IN SHORT: Ghana’s economy grew 7.7% year on year in February 2026, nearly double the 3.9% recorded in the same month last year, according to the latest Monthly Indicator of Economic Growth released by the Ghana Statistical Service on May 13. Industry led the expansion at 9.6% growth, driven by mining, quarrying and electricity production. Services grew 7.4% and agriculture expanded 3.8%. The MIEG index rose to 111.3 from 103.3 a year earlier. The figures are the strongest monthly economic growth reading Ghana has produced since before the 2022 debt crisis.
Ghana is posting economic growth numbers that most African governments would envy, at a moment when the country has simultaneously reduced inflation from above 50% to 3.3%, appreciated its currency 40.7% against the dollar and cut its debt-to-GDP ratio from 61.8% to 45.3%, all within three years of a sovereign default that many analysts expected would require a decade to reverse.
The Ghana Statistical Service’s MIEG is a high-frequency monthly indicator designed to provide early signals about quarterly GDP direction before official figures are released. The February 2026 reading will be followed by Q1 2026 official GDP data on June 10, which is expected to confirm the strong momentum the MIEG is signalling.
- Industry’s 9.6% growth was the standout sector reading. The performance represents a major improvement from the 2.8% growth recorded in the same period in 2025 and was driven primarily by mining and quarrying, manufacturing and electricity production. Ghana’s gold sector has been the primary industrial engine: gold exports hit $20 billion in 2025, more than double the prior year, driven by a combination of record international gold prices and strong domestic production from both large-scale mines and artisanal small-scale mining. Gold prices remain elevated in 2026 with J.P. Morgan projecting a move toward $5,000 per ounce by Q4, which would sustain the revenue trajectory that has transformed Ghana’s fiscal position.
- Services growth at 7.4%, contributing 47.6% of total economic expansion, confirms that Ghana’s recovery is broadening beyond resource extraction. The services sector’s leading contributors were information and communication, finance and insurance, health and trade. Ghana’s financial services sector, centred in Accra, is one of West Africa’s most developed and is benefiting from the improved macroeconomic environment as credit conditions normalise and business confidence rises. The information and communication contribution reflects the continued expansion of Ghana’s digital economy, including fintech, digital payments and technology services.

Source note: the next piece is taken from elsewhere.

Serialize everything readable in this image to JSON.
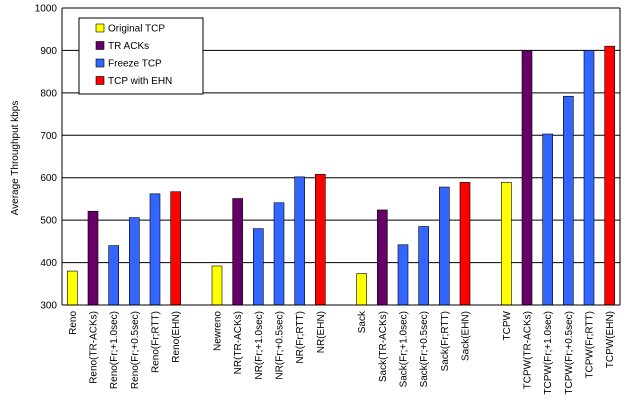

- The macroeconomic context provides the structural foundation for the growth. Inflation fell from above 50% in 2023 to 3.3% in February 2026, one of the most dramatic inflation reversals recorded by a Sub-Saharan African economy. The Ghana cedi appreciated approximately 40.7% against the US dollar over the past year, reversing the currency weakness that had been one of the primary drivers of the debt crisis. Ghana’s gross international reserves reached $13.8 billion, representing 5.7 months of import cover and projected to reach 8.6 months by year end. Public debt fell from 61.8% of GDP to 45.3%. The primary surplus reached 2.6% of GDP against a 1.5% target.

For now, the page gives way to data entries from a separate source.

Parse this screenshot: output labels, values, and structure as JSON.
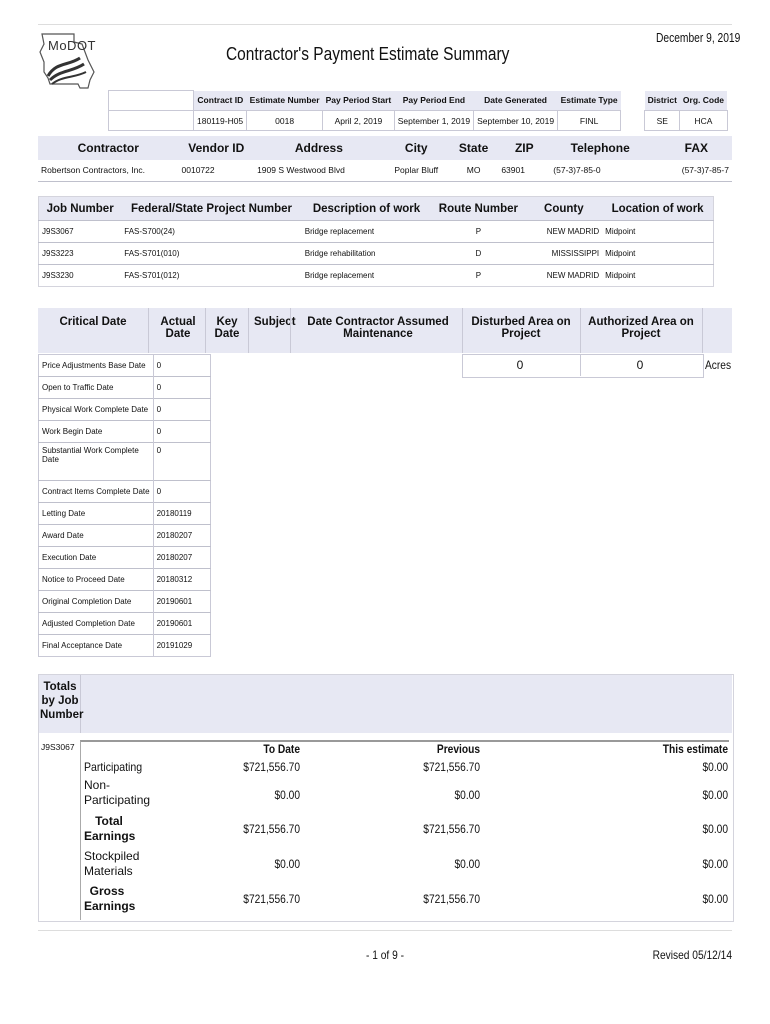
{
  "header": {
    "logo_text": "MoDOT",
    "title": "Contractor's Payment Estimate Summary",
    "date": "December 9, 2019"
  },
  "summary": {
    "headers": [
      "Contract ID",
      "Estimate Number",
      "Pay Period Start",
      "Pay Period End",
      "Date Generated",
      "Estimate Type"
    ],
    "values": [
      "180119-H05",
      "0018",
      "April 2, 2019",
      "September 1, 2019",
      "September 10, 2019",
      "FINL"
    ],
    "district_header": "District",
    "orgcode_header": "Org. Code",
    "district": "SE",
    "orgcode": "HCA"
  },
  "contractor": {
    "headers": [
      "Contractor",
      "Vendor ID",
      "Address",
      "City",
      "State",
      "ZIP",
      "Telephone",
      "FAX"
    ],
    "row": [
      "Robertson Contractors, Inc.",
      "0010722",
      "1909 S Westwood Blvd",
      "Poplar Bluff",
      "MO",
      "63901",
      "(57-3)7-85-0",
      "(57-3)7-85-7"
    ]
  },
  "jobs": {
    "headers": [
      "Job Number",
      "Federal/State Project Number",
      "Description of work",
      "Route Number",
      "County",
      "Location of work"
    ],
    "rows": [
      [
        "J9S3067",
        "FAS-S700(24)",
        "Bridge replacement",
        "P",
        "NEW MADRID",
        "Midpoint"
      ],
      [
        "J9S3223",
        "FAS-S701(010)",
        "Bridge rehabilitation",
        "D",
        "MISSISSIPPI",
        "Midpoint"
      ],
      [
        "J9S3230",
        "FAS-S701(012)",
        "Bridge replacement",
        "P",
        "NEW MADRID",
        "Midpoint"
      ]
    ]
  },
  "dates": {
    "headers": [
      "Critical Date",
      "Actual Date",
      "Key Date",
      "Subject",
      "Date Contractor Assumed Maintenance",
      "Disturbed Area on Project",
      "Authorized Area on Project"
    ],
    "disturbed_value": "0",
    "authorized_value": "0",
    "area_unit": "Acres",
    "rows": [
      [
        "Price Adjustments Base Date",
        "0"
      ],
      [
        "Open to Traffic Date",
        "0"
      ],
      [
        "Physical Work Complete Date",
        "0"
      ],
      [
        "Work Begin Date",
        "0"
      ],
      [
        "Substantial Work Complete Date",
        "0"
      ],
      [
        "Contract Items Complete Date",
        "0"
      ],
      [
        "Letting Date",
        "20180119"
      ],
      [
        "Award Date",
        "20180207"
      ],
      [
        "Execution Date",
        "20180207"
      ],
      [
        "Notice to Proceed Date",
        "20180312"
      ],
      [
        "Original Completion Date",
        "20190601"
      ],
      [
        "Adjusted Completion Date",
        "20190601"
      ],
      [
        "Final Acceptance Date",
        "20191029"
      ]
    ]
  },
  "totals": {
    "header": "Totals by Job Number",
    "job": "J9S3067",
    "col_headers": [
      "To Date",
      "Previous",
      "This estimate"
    ],
    "rows": [
      {
        "label": "Participating",
        "to_date": "$721,556.70",
        "previous": "$721,556.70",
        "this": "$0.00"
      },
      {
        "label": "Non-Participating",
        "to_date": "$0.00",
        "previous": "$0.00",
        "this": "$0.00"
      },
      {
        "label": "Total Earnings",
        "to_date": "$721,556.70",
        "previous": "$721,556.70",
        "this": "$0.00"
      },
      {
        "label": "Stockpiled Materials",
        "to_date": "$0.00",
        "previous": "$0.00",
        "this": "$0.00"
      },
      {
        "label": "Gross Earnings",
        "to_date": "$721,556.70",
        "previous": "$721,556.70",
        "this": "$0.00"
      }
    ]
  },
  "footer": {
    "page": "- 1 of 9 -",
    "revised": "Revised 05/12/14"
  }
}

- The IMF’s April 2026 World Economic Outlook placed Ghana’s nominal GDP at $118.29 billion, lifting the country to eighth place among Africa’s largest economies. This is a significant repositioning: Ghana was 10th or below in most rankings as recently as 2024, when the debt crisis had compressed dollar-equivalent GDP. The combination of economic recovery and currency appreciation has restored Ghana to a tier of the African economy where it competes with Tanzania for East African equivalents and Ivory Coast for West African comparators.

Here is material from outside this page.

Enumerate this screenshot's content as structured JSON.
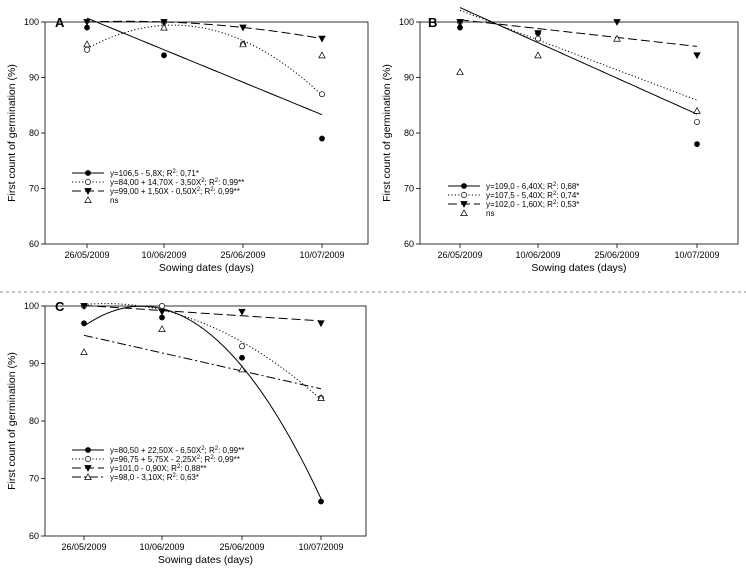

- President John Mahama’s government has committed to maintaining the fiscal discipline established under the IMF programme. A new 1,200MW power plant is planned. The debt restructuring that enabled the recovery was completed in 2023, and the programme’s performance criteria have been met consistently since. For investors evaluating West Africa, Ghana’s recovery story offers a template for what post-crisis stabilisation can achieve: the macroeconomic numbers that looked impossible in 2022 are now structural facts.
Government Statistician Alhassan Iddrisu: “The latest data points to improved market performance and rising confidence in the Ghanaian economy compared to the same period last year.”
The Bigger Picture: Ghana’s 7.7% growth in February 2026 is the most compelling evidence yet that the country’s economic recovery from its 2022 debt crisis is not a statistical artefact or a commodity price bounce. It is broad-based, it is accelerating, and it is happening in a macroeconomic environment that has simultaneously delivered low inflation, a strong currency, rising reserves and falling debt. The contrast with the Ghana of 2022, when the cedi was collapsing, inflation was above 50%, debt was unsustainable and the IMF was being called in as a last resort, could not be more complete. West Africa’s most stable democracy has produced West Africa’s most impressive economic recovery. That is the story investors need to understand.